Doğal kaynakların korunması ve sürdürülebilir tarım için, çiftçilere anız yakma yerine alternatif uygulamalar sunulması gerektiğini belirten Bayraktar anız yakmanın önüne geçmek için şu önerilerde bulundu:

-Anızlara doğrudan işleme ve ekim yapabilen mibzerler kullanılmalıdır.

-Üreticilerimizin sürüm maliyetini en aza indiren toprak işlemesiz tarım, ilk olarak İç Anadolu, Güneydoğu Anadolu ve geçit kuşağı bölgelerinde yaygınlaştırılmalı, daha sonra tüm Türkiye’de uygulanmalı ve desteklenmelidir.

-Gelişmiş ülkelerin çoğu toprak işlemesiz tarımı yaygınlaştırarak; yakıttan tasarruf sağlamakta, topraktaki organik madde miktarını artırmakta, toprak işleme maliyetini azaltmakta ve anız yangınlarını önlemektedir. Dünyada 175 milyon hektar alanda işlemesiz tarım yapılmaktadır.

-2872 sayılı Çevre Kanununun 20’nci maddesinde, Kanuna aykırılık halinde uygulanacak idari para cezaları belirlenmiştir. Bu kapsamda, ‘Kanunun ek 1’inci maddesinin (c) bendine aykırı olarak anız yakanlara her dekar için, anız yakma fiilinin orman ve sulak alanlara bitişik yerler ile meskûn mahallerde işlenmesi durumunda ceza beş kat artırılır’ hükmü bulunmaktadır. Ayrıca, bu yasak ihlaliyle ilgili olarak sürekli Valiliklerce genelgeler yayınlansa bile anız yakmanın önüne geçilememektedir. Çözümün sadece uygulanacak cezalardan, Tarım ve Orman Bakanlığı ile Çevre ve Şehircilik Bakanlığından beklenmemesi gerekir.

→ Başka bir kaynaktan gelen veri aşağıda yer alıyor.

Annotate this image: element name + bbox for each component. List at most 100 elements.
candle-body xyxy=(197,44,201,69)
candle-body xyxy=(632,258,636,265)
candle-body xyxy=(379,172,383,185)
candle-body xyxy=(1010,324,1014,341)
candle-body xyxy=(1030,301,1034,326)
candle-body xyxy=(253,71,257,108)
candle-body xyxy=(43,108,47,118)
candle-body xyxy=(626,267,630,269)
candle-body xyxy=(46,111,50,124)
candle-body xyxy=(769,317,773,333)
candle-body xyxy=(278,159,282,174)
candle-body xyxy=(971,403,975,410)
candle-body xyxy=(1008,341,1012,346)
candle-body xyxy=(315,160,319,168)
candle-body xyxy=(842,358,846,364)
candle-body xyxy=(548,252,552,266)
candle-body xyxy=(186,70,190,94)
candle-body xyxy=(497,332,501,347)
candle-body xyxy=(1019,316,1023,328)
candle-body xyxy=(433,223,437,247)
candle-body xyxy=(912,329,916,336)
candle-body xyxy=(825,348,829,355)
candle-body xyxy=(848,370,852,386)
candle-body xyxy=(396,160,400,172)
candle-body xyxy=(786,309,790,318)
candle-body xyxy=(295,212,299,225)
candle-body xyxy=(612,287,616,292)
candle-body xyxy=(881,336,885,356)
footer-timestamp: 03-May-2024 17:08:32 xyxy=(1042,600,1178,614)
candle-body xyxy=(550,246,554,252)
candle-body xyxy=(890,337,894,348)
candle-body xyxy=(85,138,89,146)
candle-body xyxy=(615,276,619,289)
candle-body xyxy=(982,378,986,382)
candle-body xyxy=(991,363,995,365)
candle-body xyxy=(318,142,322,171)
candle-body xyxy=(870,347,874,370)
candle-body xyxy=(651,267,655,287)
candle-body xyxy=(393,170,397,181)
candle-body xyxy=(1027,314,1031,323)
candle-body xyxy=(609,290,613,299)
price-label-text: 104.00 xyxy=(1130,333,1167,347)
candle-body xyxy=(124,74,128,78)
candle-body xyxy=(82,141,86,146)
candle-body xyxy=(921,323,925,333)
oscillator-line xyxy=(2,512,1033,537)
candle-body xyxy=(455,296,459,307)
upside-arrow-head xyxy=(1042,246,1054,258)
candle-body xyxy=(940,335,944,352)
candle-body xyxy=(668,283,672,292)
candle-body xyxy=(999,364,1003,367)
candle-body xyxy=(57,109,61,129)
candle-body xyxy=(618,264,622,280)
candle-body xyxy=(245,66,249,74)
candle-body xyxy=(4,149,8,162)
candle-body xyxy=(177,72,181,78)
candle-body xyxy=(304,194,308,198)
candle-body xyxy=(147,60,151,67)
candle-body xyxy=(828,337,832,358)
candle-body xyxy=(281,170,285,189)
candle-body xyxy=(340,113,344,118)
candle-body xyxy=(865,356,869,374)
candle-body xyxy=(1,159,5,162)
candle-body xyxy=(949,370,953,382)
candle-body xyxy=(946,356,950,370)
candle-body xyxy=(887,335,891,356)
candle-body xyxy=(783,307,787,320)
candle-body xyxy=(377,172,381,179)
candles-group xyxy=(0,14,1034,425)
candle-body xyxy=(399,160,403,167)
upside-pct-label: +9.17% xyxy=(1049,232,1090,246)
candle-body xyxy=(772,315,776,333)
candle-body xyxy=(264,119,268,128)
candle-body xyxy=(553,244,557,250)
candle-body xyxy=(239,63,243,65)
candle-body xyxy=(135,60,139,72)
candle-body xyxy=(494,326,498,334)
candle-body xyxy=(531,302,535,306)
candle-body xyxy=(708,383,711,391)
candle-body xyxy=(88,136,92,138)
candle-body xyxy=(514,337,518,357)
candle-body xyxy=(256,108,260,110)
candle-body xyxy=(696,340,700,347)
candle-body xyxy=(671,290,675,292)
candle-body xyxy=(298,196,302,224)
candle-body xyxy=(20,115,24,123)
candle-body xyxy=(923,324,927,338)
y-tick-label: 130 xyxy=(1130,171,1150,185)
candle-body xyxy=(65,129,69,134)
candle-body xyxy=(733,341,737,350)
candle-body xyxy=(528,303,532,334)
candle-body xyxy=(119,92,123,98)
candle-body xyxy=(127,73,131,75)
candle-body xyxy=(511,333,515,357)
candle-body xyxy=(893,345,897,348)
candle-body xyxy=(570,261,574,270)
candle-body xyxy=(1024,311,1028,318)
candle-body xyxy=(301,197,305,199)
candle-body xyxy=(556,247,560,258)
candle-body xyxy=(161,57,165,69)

-Bu iki Bakanlığın yanı sıra Millî Eğitim Bakanlığı, Diyanet İşleri Başkanlığı gibi kamu kurumlarının da anız yakmanın bir nevi ‘doğa katliamı’ olduğunu kamuoyuna, özellikle çocuklara öğretilmesi ve toprak işlemesiz tarımın desteklenerek yaygınlaştırılması sorunun çözümüne önemli katkılar sağlayacaktır.

TOPRAK İŞLEMESİZ TARIM NEDİR?

Toprak işlemesiz tarım; toprağı herhangi bir toprak işleme aleti ile işleme yapmadan ekip biçmek ve tarımsal faaliyete devam etmektir. Bu yöntemle anızlar toprak üstünde bırakıldığı için toprağın organik madde seviyesi artarak, toprak erozyonunun azalması sağlanıyor. Anız yangınlarının da önüne geçiliyor.